Credit Repair

How to move from rejection to approval.

To Approval Bad credit can make life difficult. It can prevent you from buying a car, a house or even obtaining the proper amount of life insurance you need to protect your family. Perhaps the most discouraging way to find out you have bad credit is being rejected for a loan. Your credit may be in such disarray that it could take several years to repair it. Fortunately, credit repair is not an impossible task. When a company-whether a bank or department store-determines your creditworthiness, it calls upon one of several credit bureaus to look at your credit report. These bureaus collect and sell financial information about anyone who has applied for a credit card, a personal loan or insurance. The information on these reports includes:

Payment history:

Any account you hold or have held in the past will be listed here, as well as the amount of credit you currently have and your payment history.

Inquiries:

Credit bureaus also keep a record of all inquiries into your credit during the previous year from other creditors. Frequent applications for credit do not look good to lenders.

Public record information:

Tax liens, bankruptcies and foreclosures, which are matters of public record, will also appear in your report. Once your credit is damaged, it can follow you around for quite some time. Bankruptcy information may be reported for 10 years, according to the Federal trade Commission. Information about a lawsuit or unpaid judgement can be reported for seven years. The same is true for default information on U.S. Government-insured loans (FHA, FMHA, etc.) or guaranteed student loans. Nevertheless, time is truly the healer of financial wounds. Even if you have accurate negative information on your report, a recent record of good fiscal habits can lessen the damage of your past. If you're having a tough time with debt, here are some tips to get you started on the road to financial health.

Develop A Budget

This is as simple as sitting down with all your monthly credit statements and pay stubs, then writing down how much income you have versus how much you're spending. Prioritize your list with required payments at the top, such as housing costs, insurance, car payments, etc. Then write down the extras--entertainment, recreation, clothing, etc. Once you know what's coming in and how much is going out, you can start trimming down the budget and reducing debt.

Contact Your Creditors

After you've set up a budget, if you find you're still running in the red, call your creditors and let them know you're having difficulty making ends meet.

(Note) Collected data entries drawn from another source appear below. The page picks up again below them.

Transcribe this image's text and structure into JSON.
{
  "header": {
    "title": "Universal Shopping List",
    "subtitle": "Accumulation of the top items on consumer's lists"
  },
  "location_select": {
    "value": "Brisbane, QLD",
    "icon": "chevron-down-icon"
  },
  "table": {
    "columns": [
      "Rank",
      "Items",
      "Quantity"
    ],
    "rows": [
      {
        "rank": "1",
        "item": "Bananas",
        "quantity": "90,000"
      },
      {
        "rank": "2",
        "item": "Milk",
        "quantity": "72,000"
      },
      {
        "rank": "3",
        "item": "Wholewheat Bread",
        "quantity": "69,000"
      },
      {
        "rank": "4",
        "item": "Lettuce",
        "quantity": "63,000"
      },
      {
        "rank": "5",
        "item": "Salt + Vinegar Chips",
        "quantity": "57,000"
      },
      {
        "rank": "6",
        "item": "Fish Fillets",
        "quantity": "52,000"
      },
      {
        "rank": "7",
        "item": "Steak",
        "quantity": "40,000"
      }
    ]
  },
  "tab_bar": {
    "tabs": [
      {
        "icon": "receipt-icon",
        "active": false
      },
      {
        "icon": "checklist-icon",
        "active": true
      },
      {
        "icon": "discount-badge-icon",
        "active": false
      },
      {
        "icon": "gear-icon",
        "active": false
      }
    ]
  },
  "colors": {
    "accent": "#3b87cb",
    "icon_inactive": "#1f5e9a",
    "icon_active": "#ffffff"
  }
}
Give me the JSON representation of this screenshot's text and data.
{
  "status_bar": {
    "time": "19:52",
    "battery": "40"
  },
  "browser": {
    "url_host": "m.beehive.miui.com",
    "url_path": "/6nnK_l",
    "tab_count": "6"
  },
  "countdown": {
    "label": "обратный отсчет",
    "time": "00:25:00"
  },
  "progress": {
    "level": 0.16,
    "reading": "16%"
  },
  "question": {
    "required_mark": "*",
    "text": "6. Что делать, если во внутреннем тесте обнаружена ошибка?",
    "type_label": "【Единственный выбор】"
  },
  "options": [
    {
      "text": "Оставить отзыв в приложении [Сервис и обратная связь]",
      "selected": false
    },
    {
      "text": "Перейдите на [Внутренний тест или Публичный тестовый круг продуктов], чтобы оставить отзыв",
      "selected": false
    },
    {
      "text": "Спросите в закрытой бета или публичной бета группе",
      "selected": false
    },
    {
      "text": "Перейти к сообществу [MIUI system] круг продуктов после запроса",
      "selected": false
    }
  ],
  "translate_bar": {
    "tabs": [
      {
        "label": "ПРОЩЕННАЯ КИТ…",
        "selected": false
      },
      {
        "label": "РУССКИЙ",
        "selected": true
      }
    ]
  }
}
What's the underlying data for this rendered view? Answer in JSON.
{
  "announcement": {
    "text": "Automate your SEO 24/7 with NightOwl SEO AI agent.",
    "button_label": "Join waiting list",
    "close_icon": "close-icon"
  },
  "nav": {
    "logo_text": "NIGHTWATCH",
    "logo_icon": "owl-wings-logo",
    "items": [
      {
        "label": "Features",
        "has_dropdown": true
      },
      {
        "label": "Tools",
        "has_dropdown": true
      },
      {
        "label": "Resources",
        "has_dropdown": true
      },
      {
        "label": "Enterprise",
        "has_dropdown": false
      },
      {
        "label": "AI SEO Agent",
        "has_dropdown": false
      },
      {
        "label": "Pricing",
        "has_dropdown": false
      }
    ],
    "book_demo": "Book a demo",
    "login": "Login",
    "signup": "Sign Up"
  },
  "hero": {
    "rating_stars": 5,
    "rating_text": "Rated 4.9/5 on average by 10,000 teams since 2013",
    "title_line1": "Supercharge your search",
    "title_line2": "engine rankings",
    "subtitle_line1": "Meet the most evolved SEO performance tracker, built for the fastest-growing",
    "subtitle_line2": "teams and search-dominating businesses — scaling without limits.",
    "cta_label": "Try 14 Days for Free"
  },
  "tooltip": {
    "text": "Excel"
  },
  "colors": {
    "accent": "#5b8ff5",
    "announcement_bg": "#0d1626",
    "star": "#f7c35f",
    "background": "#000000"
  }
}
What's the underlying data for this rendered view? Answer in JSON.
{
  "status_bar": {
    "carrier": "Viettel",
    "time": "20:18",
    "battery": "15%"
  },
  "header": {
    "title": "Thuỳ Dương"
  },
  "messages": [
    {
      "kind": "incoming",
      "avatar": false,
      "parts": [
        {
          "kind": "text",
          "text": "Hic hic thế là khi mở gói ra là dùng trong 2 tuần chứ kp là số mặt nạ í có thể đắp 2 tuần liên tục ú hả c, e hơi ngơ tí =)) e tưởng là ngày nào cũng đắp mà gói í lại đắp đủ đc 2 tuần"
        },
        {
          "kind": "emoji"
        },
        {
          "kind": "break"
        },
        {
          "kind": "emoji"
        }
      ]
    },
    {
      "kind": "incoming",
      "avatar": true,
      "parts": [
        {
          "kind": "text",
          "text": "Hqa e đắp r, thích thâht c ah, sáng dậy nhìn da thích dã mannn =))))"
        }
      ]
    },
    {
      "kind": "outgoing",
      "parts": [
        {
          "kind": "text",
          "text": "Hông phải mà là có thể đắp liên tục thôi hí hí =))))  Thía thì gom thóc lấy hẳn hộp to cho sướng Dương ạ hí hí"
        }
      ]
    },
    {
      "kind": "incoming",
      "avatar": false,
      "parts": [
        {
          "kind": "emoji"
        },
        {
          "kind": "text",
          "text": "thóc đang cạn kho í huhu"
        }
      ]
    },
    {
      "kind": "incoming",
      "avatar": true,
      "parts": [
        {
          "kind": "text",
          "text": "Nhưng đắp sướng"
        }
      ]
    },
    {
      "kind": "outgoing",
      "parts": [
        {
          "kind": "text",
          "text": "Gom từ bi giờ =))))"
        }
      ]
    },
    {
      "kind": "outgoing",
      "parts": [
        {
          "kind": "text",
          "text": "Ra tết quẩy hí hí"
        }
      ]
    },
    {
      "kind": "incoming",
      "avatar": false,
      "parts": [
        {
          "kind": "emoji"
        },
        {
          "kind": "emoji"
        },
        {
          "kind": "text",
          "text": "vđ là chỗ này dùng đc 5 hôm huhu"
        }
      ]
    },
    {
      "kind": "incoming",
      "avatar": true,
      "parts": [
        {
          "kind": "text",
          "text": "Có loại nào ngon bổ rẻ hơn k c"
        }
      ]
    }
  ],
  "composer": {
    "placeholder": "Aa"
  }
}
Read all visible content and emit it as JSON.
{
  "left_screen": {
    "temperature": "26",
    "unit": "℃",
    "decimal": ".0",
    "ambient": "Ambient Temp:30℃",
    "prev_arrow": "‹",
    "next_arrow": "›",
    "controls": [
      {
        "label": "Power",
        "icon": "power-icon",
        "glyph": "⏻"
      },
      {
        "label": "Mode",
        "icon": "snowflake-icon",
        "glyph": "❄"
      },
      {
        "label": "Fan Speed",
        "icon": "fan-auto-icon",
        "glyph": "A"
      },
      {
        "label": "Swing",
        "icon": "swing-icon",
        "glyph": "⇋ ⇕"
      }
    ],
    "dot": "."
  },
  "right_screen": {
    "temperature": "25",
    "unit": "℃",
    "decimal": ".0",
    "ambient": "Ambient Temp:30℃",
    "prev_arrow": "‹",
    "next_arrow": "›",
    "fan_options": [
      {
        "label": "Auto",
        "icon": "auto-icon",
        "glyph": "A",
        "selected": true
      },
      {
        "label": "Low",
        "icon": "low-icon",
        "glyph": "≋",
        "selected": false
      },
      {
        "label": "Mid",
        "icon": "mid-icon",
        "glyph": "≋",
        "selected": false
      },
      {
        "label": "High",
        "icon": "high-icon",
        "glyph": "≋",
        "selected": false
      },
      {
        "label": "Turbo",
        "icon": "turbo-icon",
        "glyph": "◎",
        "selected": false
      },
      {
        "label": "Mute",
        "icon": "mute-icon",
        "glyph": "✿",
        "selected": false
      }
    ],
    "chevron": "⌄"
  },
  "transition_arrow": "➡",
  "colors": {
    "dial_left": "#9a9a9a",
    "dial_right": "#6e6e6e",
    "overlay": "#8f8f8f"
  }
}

Explain your circumstances and y to work out a budget plan that works for them and you. Make this move now. Don't wait until you receive a call from a collection agency to work out a payment arrangement with your creditor. By then, it's often too late.

Credit Counselling

If you need help sticking to a budget, you may want to consider credit counselling. Credit counselling service providers can work as a liaison between you and your creditors to work out a payment plan to get you out of debt. In some cases, the counselling agency can even lobby for you to have some interest and penalties waived. Usually, you must discontinue use of any credit cards and agree not to seek out any more credit until your debts are paid. Not all creditors will agree to the plan, so you need to be ready to continue paying them apart from your counselling agency's repayment plan. Although a repayment plan may relieve some of the stress that comes with financial difficulties, it doesn't erase your negative credit history. The fact that you're using a credit counsellor may be noted in your credit report. Throughout all this rearranging keep in mind your goal is debt reduction and credit repair.

Debt Consolidation

Through debt consolidation, you may at least be able to reduce your cost of credit. Your debt balance will remain the same, but you may pay less in interest charges each month. Debt consolidation can be achieved by applying for lower-interest-rate credit cards, or by taking a second mortgage or obtaining a home equity loan. Be careful here, however, as two things can happen. If you fall behind on your payments for the home equity loan, you could lose your house. In addition, with all your credit cards paid off, you now could encounter the same problem as before if you apply for more credit cards. Debt consolidation works if the process rearranges your old debt while helping you create new credit habits.